3 Uses for AI in Next-Gen OSS
AI is receiving a great deal of attention, but what does it mean for OSS?
Service providers are working to minimize their reliance on manual processes in order to bring operations costs down to sustainable levels. OSS will play an important part in achieving their goals. OSS naturally align with artificial intelligence-enabled machine learning. As networks become more software-defined, they can become less reliant on manual inputs from network engineers. As a result, AI may play a role in transforming and enhancing specific OSS functions, roles and responsibilities. Below are three examples where AI could have a crucial impact on OSS.
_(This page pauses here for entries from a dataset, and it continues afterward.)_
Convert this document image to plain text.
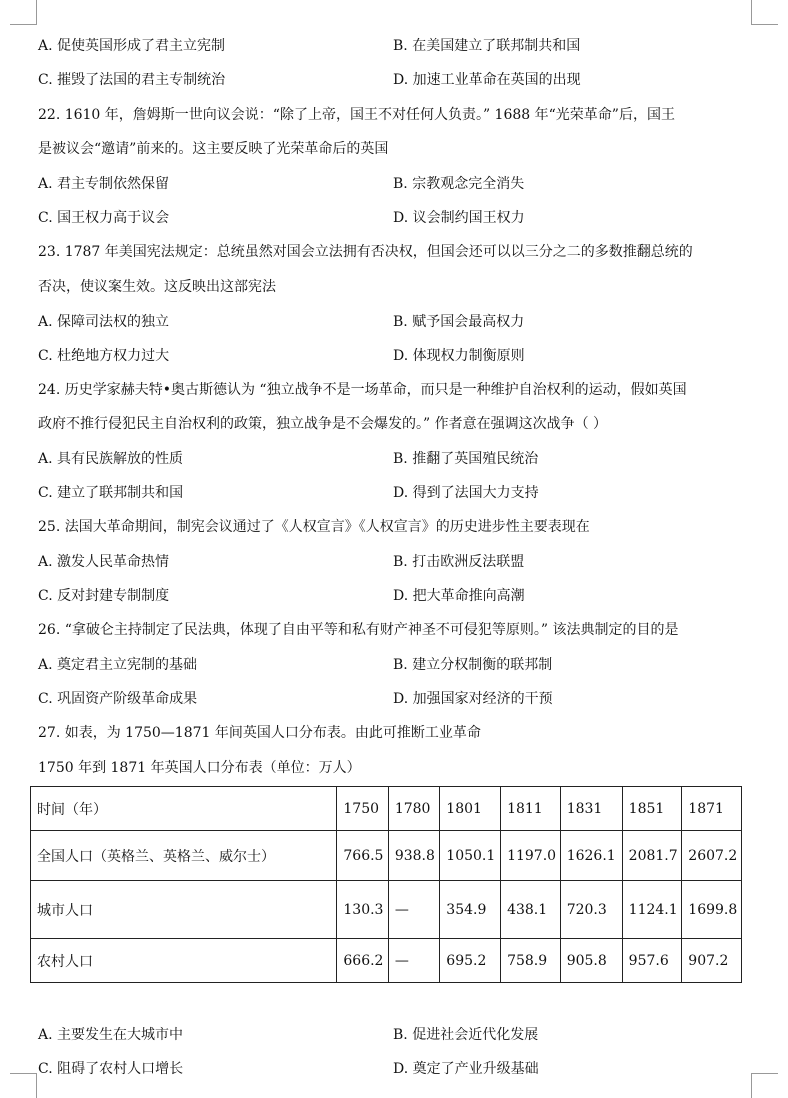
A. 促使英国形成了君主立宪制	B. 在美国建立了联邦制共和国
C. 摧毁了法国的君主专制统治	D. 加速工业革命在英国的出现
22. 1610 年，詹姆斯一世向议会说：“除了上帝，国王不对任何人负责。” 1688 年“光荣革命”后，国王
是被议会“邀请”前来的。这主要反映了光荣革命后的英国
A. 君主专制依然保留	B. 宗教观念完全消失
C. 国王权力高于议会	D. 议会制约国王权力
23. 1787 年美国宪法规定：总统虽然对国会立法拥有否决权，但国会还可以以三分之二的多数推翻总统的
否决，使议案生效。这反映出这部宪法
A. 保障司法权的独立	B. 赋予国会最高权力
C. 杜绝地方权力过大	D. 体现权力制衡原则
24. 历史学家赫夫特•奥古斯德认为 “独立战争不是一场革命，而只是一种维护自治权利的运动，假如英国
政府不推行侵犯民主自治权利的政策，独立战争是不会爆发的。” 作者意在强调这次战争（ ）
A. 具有民族解放的性质	B. 推翻了英国殖民统治
C. 建立了联邦制共和国	D. 得到了法国大力支持
25. 法国大革命期间，制宪会议通过了《人权宣言》《人权宣言》的历史进步性主要表现在
A. 激发人民革命热情	B. 打击欧洲反法联盟
C. 反对封建专制制度	D. 把大革命推向高潮
26. “拿破仑主持制定了民法典，体现了自由平等和私有财产神圣不可侵犯等原则。” 该法典制定的目的是
A. 奠定君主立宪制的基础	B. 建立分权制衡的联邦制
C. 巩固资产阶级革命成果	D. 加强国家对经济的干预
27. 如表，为 1750—1871 年间英国人口分布表。由此可推断工业革命
1750 年到 1871 年英国人口分布表（单位：万人）
时间（年）	1750	1780	1801	1811	1831	1851	1871
全国人口（英格兰、英格兰、威尔士）	766.5	938.8	1050.1	1197.0	1626.1	2081.7	2607.2
城市人口	130.3	—	354.9	438.1	720.3	1124.1	1699.8
农村人口	666.2	—	695.2	758.9	905.8	957.6	907.2
A. 主要发生在大城市中	B. 促进社会近代化发展
C. 阻碍了农村人口增长	D. 奠定了产业升级基础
1. Dynamic Capacity Response
AI can significantly improve service provider efficiency with its ability to analyze vast volumes of traffic data, predict capacity needs and automate tasks. This machine-learned knowledge can help optimize route design and network configuration, maximizing utilization and minimizing capacity overbuild. Results can be fed back into the AI engine to continuously improve future predictions and decisions.
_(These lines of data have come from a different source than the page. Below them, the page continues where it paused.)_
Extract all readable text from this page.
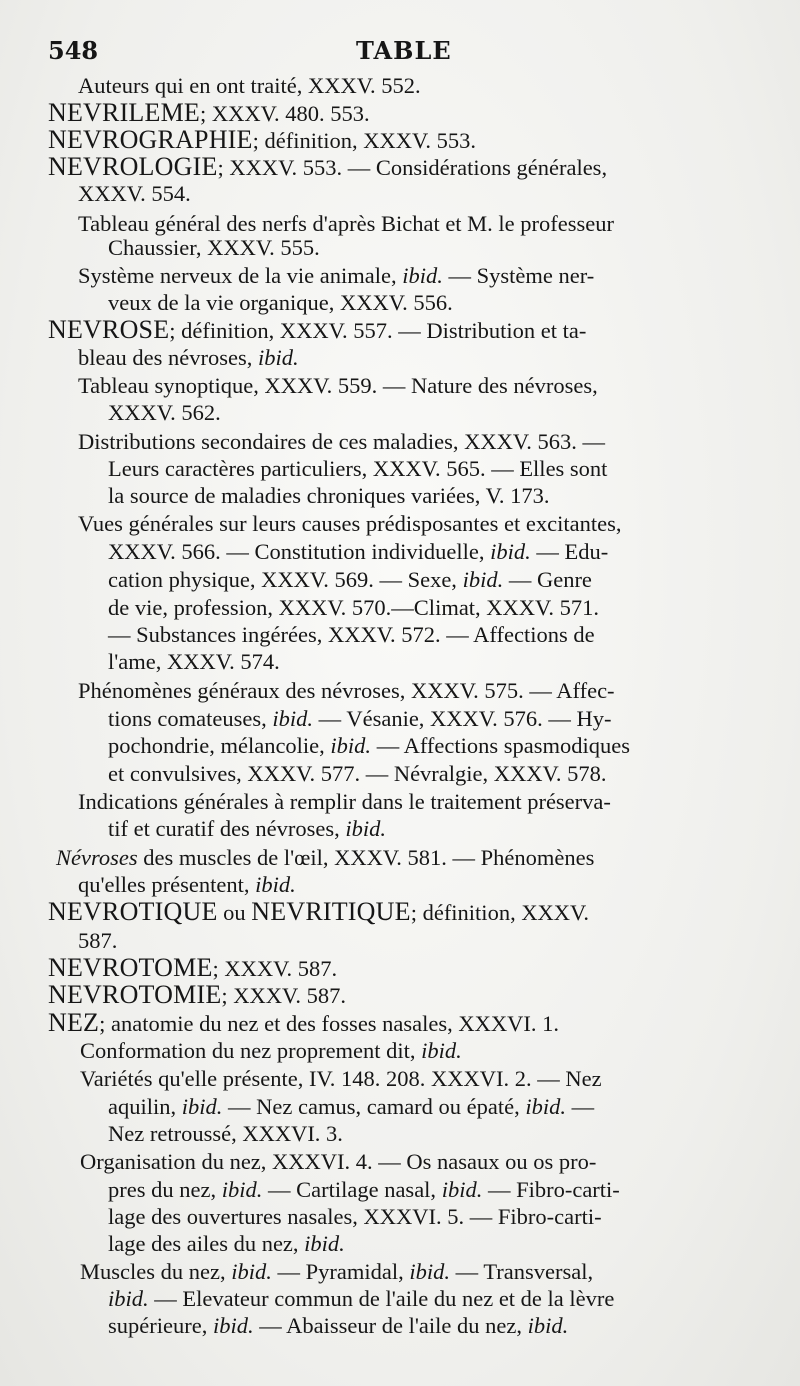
548	TABLE
Auteurs qui en ont traité, XXXV. 552.
NEVRILEME; XXXV. 480. 553.
NEVROGRAPHIE; définition, XXXV. 553.
NEVROLOGIE; XXXV. 553. — Considérations générales,
XXXV. 554.
Tableau général des nerfs d'après Bichat et M. le professeur
Chaussier, XXXV. 555.
Système nerveux de la vie animale, ibid. — Système ner-
veux de la vie organique, XXXV. 556.
NEVROSE; définition, XXXV. 557. — Distribution et ta-
bleau des névroses, ibid.
Tableau synoptique, XXXV. 559. — Nature des névroses,
XXXV. 562.
Distributions secondaires de ces maladies, XXXV. 563. —
Leurs caractères particuliers, XXXV. 565. — Elles sont
la source de maladies chroniques variées, V. 173.
Vues générales sur leurs causes prédisposantes et excitantes,
XXXV. 566. — Constitution individuelle, ibid. — Edu-
cation physique, XXXV. 569. — Sexe, ibid. — Genre
de vie, profession, XXXV. 570.—Climat, XXXV. 571.
— Substances ingérées, XXXV. 572. — Affections de
l'ame, XXXV. 574.
Phénomènes généraux des névroses, XXXV. 575. — Affec-
tions comateuses, ibid. — Vésanie, XXXV. 576. — Hy-
pochondrie, mélancolie, ibid. — Affections spasmodiques
et convulsives, XXXV. 577. — Névralgie, XXXV. 578.
Indications générales à remplir dans le traitement préserva-
tif et curatif des névroses, ibid.
Névroses des muscles de l'œil, XXXV. 581. — Phénomènes
qu'elles présentent, ibid.
NEVROTIQUE ou NEVRITIQUE; définition, XXXV.
587.
NEVROTOME; XXXV. 587.
NEVROTOMIE; XXXV. 587.
NEZ; anatomie du nez et des fosses nasales, XXXVI. 1.
Conformation du nez proprement dit, ibid.
Variétés qu'elle présente, IV. 148. 208. XXXVI. 2. — Nez
aquilin, ibid. — Nez camus, camard ou épaté, ibid. —
Nez retroussé, XXXVI. 3.
Organisation du nez, XXXVI. 4. — Os nasaux ou os pro-
pres du nez, ibid. — Cartilage nasal, ibid. — Fibro-carti-
lage des ouvertures nasales, XXXVI. 5. — Fibro-carti-
lage des ailes du nez, ibid.
Muscles du nez, ibid. — Pyramidal, ibid. — Transversal,
ibid. — Elevateur commun de l'aile du nez et de la lèvre
supérieure, ibid. — Abaisseur de l'aile du nez, ibid.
AI will also be useful in aiding efficient and fast fault management and resolution. Drawing from a library of previous incident and resolution information, AI will be able to quickly determine root causes of service-affecting issues and identify the correct remedies.
2. Self-Configuring Networks
As AI capabilities become more widespread, they can respond to localized issues. For example, AI will enable systems to correlate network traffic fluctuations to real-world factors like weather or major news events. Systems will learn patterns from previous similar situations and adjust the network to cope with shifting demand before it impacts performance. AI will also be able to recognize regular spikes in network traffic or maintenance periods and optimize the network’s configuration dynamically.
3. Predictive Security
Fraud prevention and security is another domain in which AI capabilities will have a major influence. AI’s ability to spot patterns and correlate them with previous events is ideal for identifying fraudulent behavior, sometimes before it's committed, while understanding the propensity of certain types of users to commit fraud. In addition, AI may be applied to stop cyberattacks by executing tasks such as preventing malware propagation.
The data used to drive AI already exists within service providers' OSS. And by leveraging AI, service providers can reach their goals of having more automated, streamlined operations processes and reducing costs.